As a student I had a moment when I decided that the standard geek "identity package" of things one was supposed to like and do was ... limiting, and that it would be better to have a wider set of interests.
Accepting the "package" is almost like embracing a cult, the cult of conformity, making itself easier to predict and monetize by the omnipresent algorithms of the tech giants that seem to have replaced god by a lot of data-crunching, leaving humanity to devise new schemes of control.
This is a rejection of the process of discovery of oneself and of a, somehow Nieztschean, independent and autonomous path in life.
Independent identities allow you to construct your being with many different fragments and melt them into one, like a Picasso painting or Vivaldi's Four Seasons play.
this is great advice, and something I wish I took more to heart when I was doing my startup out of college.
to add my 2c to this answer, I've found it's a lot easier if you've worked in a team in a more established company for 2-4 years. you know what you can and can't do, and don't have to "prove your worth". you can establish friendships, dating patterns, blogging, vlogging.
ultimately, I suspect the depression comes from a sense that you're not part of a bigger group with a shared identity. the above advice works to remind you that you are: you're part of the working class, a boxing gym, a family, etc.
> ultimately, I suspect the depression comes from a sense that you're not part of a bigger group with a shared identity.
I think this is a big part of it. I have chronic depression and anxiety but it’s pretty manageable because I work on a small-ish team and get to solve problems in a group setting a lot. In other jobs I’ve worked where I was isolated (like being the only technical person for an entire company of 100 people) I felt incredibly depressed, alone, and like I wasn’t going anywhere.
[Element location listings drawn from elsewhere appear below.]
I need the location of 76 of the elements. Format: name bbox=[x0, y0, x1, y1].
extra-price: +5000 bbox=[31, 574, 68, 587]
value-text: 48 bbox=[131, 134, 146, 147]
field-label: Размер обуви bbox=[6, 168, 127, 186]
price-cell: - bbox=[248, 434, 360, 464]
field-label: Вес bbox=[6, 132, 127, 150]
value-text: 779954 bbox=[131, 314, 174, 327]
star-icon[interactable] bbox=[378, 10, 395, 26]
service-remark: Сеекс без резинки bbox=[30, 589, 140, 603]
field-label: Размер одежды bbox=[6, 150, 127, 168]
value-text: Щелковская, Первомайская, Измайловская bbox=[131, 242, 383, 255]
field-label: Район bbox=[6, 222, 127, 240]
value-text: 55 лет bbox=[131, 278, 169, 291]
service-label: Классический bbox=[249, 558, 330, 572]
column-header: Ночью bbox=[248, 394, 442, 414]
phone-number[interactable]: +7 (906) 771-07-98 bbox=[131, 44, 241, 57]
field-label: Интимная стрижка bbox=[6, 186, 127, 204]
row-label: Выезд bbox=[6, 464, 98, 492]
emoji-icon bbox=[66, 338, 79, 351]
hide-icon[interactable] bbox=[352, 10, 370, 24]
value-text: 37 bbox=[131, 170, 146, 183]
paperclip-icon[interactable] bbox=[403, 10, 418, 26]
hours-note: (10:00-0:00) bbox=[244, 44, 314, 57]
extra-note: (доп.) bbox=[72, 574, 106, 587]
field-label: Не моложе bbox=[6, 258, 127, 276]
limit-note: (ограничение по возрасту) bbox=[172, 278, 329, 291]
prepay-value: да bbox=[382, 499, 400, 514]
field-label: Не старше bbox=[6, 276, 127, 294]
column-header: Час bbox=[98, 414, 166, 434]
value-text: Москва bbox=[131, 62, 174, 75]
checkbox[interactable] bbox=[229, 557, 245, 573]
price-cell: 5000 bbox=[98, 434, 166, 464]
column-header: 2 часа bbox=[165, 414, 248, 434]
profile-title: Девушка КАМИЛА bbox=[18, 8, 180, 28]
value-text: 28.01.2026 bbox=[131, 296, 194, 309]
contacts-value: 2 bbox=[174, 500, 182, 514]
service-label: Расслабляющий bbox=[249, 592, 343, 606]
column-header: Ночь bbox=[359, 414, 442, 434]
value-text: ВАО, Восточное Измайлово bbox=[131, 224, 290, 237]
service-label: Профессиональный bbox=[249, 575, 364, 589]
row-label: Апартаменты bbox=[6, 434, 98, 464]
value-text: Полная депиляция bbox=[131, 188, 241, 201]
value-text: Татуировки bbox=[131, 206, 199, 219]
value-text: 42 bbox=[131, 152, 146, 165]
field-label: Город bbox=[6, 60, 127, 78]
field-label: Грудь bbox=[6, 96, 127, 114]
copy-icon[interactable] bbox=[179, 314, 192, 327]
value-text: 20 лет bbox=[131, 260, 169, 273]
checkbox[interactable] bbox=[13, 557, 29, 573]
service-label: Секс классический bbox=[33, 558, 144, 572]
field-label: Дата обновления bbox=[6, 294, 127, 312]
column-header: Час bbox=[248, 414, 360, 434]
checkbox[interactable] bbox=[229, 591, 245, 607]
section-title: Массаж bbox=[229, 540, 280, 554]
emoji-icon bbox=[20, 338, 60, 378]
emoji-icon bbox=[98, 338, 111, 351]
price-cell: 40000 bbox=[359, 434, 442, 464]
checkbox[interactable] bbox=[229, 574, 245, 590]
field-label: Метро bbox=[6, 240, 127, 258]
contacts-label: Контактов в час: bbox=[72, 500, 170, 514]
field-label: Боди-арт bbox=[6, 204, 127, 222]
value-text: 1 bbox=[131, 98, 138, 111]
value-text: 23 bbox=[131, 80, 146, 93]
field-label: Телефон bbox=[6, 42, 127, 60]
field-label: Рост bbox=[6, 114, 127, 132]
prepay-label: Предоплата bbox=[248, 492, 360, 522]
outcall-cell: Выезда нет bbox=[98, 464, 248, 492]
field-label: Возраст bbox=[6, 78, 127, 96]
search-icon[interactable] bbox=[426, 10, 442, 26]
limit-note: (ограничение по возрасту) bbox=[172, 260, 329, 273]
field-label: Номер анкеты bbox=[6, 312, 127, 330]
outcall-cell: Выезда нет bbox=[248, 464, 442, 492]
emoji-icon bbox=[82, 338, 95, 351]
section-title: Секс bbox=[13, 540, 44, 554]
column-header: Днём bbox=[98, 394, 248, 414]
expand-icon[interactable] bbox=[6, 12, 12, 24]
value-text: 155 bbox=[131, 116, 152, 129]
A good team early on can make a huge difference in terms of feeling supported and building confidence.
Playing music was how I got myself to do these things. It's a really fresh perspective to hang out with people who don't give a rat's arse about your job, and are better than you at something else.
Social media: because people curate everything and only post things that make their lives look amazing. Real life isn't a constant string of wins, success, and happiness. Don't let it distort your view and wonder why your life isn't the same.
Startup news: TechCrunch, Recode, Bus. Insider, and even here on HN. Post after post about YC, funding rounds, growth, and–of course–big exits. Its easy to find them but the truth is, they are outlier events. If a big startup exit is something you want–fine, by all means go for it–but don't let any article fool you into thinking its easy or guaranteed if you follow some formula. It's not. Startups are hard. There is no guarantee of success because some things are beyond your control.
Success celebrities: avoid videos, podcasts, ebooks, and online courses from celebrity entrepreneurs. These are people who have had moderate success with a blog/vlog/startup/book/whatever and now want to teach everyone else how to do it. Truth is, they just want to take your money and time. The only thing you might learn is how to be just like them (yuck).
Hope that helps. Lots of other good advice here. Find other things to put your energy into and good luck!